Inspire Dialogue: Final Summary

Lord Rowan Williams, Master of Magdalene College, Cambridge

“To be able to imagine that things don’t have to be as they are is perhaps one of the most important things that human beings ever do.”

Lord Rowan Williams at Inspire Dialogue 2016

One of the things that has struck me from today is the overlap between the presentations from all the different groups. Certain things have come up in every presentation – to do with connectedness, to do with education, to do with technology, in one way or another. I think we need to bear in mind that what we have been discussing today is an interconnected set of questions and challenges.

Another observation is the need to take the amount of time that is necessary. We heard, for example, about the lack of time sometimes in educational contexts to really attend to people and draw them out, so that we find out what they need and what they need to be doing, hearing or saying. We have heard about the time it takes for genuine reconciliation to bed in between societies – we hope very much that we are not on the verge of another Thirty Years, but who knows? The problem is that we live in a society where taking time is not very popular, where we like fast food and fast results. Fast food, as we have discovered, has all sorts of problems attached to it, and fast results have exactly the same consequences. So we have quite a difficult balance to find between the sense of urgency, which certainly ought to be in our minds and hearts, and the sense that we have to learn how to take as much time as something takes. Often we want quick results just to feel better, just as we want fast food just to feel full – and neither of them works. So we need to think about taking the right kind of time.

Inspire Dialogue 2016. Martin Bond Photography

Secondly, another thing that came through for me is that the responsibility we have is for the responsibility of others. We are responsible for helping others grow into their humanity in their fullness; we are not responsible for solving all their problems. This has come through the discussion in so many different ways, and is central to the practical projects which we hope will come out of this dialogue.

There are two long-term questions that seemed to come up. Firstly concerning freedom: we think we can solve our problems by law, but they can in fact only be solved by culture and communication. Law very often is saying, in the great words of Homer Simpson: “Why can’t someone else do it?” – which is taken from an episode where he ran for public office on this slogan. But it is the opposite of what we are trying to do here. If we try to solve all our problems through law, then we can be giving ourselves a let-out clause for our own responsibility and the changing of culture that will actually shift things. Law has its place, and I could not agree more about the need for absolutely crystal-clear legal protections, legal equalities, and so on, but that does not solve the problems at once.

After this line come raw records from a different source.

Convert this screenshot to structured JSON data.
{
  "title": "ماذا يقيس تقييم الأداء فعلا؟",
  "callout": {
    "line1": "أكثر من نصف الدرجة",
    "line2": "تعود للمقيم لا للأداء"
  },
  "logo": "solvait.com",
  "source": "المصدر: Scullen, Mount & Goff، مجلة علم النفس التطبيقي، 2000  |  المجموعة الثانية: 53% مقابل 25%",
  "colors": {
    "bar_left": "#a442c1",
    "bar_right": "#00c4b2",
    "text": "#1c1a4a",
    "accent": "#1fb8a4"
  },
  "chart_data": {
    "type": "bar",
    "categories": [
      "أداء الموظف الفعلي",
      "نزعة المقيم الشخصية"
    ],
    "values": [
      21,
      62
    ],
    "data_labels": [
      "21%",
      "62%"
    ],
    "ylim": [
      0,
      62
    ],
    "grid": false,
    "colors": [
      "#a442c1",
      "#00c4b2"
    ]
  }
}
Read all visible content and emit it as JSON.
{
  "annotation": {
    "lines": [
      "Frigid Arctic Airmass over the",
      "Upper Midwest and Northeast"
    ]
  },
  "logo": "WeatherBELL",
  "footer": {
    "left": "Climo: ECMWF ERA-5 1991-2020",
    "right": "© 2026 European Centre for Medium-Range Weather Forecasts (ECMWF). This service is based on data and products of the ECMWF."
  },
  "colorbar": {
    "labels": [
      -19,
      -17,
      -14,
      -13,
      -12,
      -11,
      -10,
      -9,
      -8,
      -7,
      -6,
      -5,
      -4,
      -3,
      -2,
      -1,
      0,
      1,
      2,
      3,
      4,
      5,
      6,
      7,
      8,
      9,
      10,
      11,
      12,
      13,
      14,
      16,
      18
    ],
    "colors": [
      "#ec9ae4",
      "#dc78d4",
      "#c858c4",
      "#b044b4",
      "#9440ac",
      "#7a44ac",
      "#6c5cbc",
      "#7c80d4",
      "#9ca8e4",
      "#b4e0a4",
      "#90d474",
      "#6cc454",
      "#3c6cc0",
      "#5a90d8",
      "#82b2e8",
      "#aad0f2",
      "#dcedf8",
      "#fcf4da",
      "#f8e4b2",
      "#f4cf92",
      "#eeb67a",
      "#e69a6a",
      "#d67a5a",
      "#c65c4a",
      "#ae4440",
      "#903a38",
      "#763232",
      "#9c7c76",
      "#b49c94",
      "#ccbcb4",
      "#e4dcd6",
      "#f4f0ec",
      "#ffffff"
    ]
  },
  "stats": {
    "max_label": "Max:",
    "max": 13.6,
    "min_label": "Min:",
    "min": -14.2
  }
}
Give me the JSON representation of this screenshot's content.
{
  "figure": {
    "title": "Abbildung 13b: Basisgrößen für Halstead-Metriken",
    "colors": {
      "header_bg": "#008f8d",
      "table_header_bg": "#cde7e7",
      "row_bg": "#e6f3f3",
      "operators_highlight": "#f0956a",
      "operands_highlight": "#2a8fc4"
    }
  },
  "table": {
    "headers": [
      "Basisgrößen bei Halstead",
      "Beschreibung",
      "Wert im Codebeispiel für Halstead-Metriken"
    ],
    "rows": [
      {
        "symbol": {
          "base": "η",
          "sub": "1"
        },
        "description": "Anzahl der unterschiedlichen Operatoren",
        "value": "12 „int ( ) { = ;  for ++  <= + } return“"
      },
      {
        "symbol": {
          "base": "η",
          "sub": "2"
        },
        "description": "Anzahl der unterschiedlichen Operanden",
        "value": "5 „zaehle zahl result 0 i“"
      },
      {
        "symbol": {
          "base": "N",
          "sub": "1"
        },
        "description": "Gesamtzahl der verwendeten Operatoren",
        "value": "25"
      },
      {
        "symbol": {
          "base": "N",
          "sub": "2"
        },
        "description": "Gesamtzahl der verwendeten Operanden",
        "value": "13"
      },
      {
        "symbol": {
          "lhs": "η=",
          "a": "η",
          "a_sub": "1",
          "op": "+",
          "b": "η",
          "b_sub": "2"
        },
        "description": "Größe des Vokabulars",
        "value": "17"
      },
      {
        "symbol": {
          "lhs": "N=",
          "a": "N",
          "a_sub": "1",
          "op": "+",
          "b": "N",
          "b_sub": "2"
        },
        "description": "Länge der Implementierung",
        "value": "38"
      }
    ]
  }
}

The second dimension of this is the question: what are the institutions in our society that are independent enough, courageous enough, resilient enough, to push us beyond short-termism in order to keep major issues before the eyes of the public over a long period? At present, our news cycle is dominated by short-term concerns and our planning is dominated by short-term concerns. We need institutions committed to long-term, independent, creative thinking and response. So I would say that the health of our institutions – research institutions, reporting institutions, educational institutions – is part of our agenda in these Dialogues.

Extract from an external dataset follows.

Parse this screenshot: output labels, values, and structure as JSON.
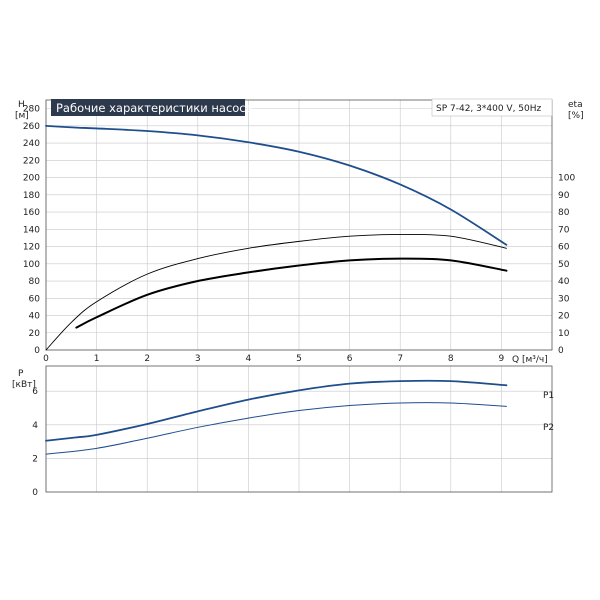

Running through so much of the discussion today has been the importance of art, drama and imagination. One of the great philosophers of the last century said: we think we can solve our problems by will, when we need to solve them by imagination. Lively cultural and artistic life is not the icing on the cake – an optional extra: it is part of the air we need to breathe to make a difference. To be able to imagine that things don’t have to be as they are is perhaps one of the most important things that human beings ever do.

Inspire Dialogue 2016. Martin Bond Photography

And lastly: empathy has come up again and again. Not just as an exercise in virtual reality, but the phrase that came up was about knowledge and feeling. Empathy is not just about trying to conscript other peoples’ interesting experiences to make your own life more interesting: it is having a real sense of connectedness with someone else’s experience, and knowing that your own experience is affected by it in the long run; that you are less of a person if someone else is less of a person. And that involves not just trying to know other people, but also letting ourselves be known – knowing how we are seen and how we are experienced by others. So the issue of vulnerability comes in. So many people, especially in the western world, have gone around in the last couple of decades trying to sort out the problems of other people and other cultures in the world, with very little idea of how they are seen – and the results have not been very impressive.

But knowing how we are seen is quite a risky business. We talk about risk and how to avoid it, rather than asking about what enables us to take risks – and the answer to that is of course trust. We can try and avoid risk, or else we can ask: what is it that helps us bear it, given that we cannot avoid it? And this means the building up of trust.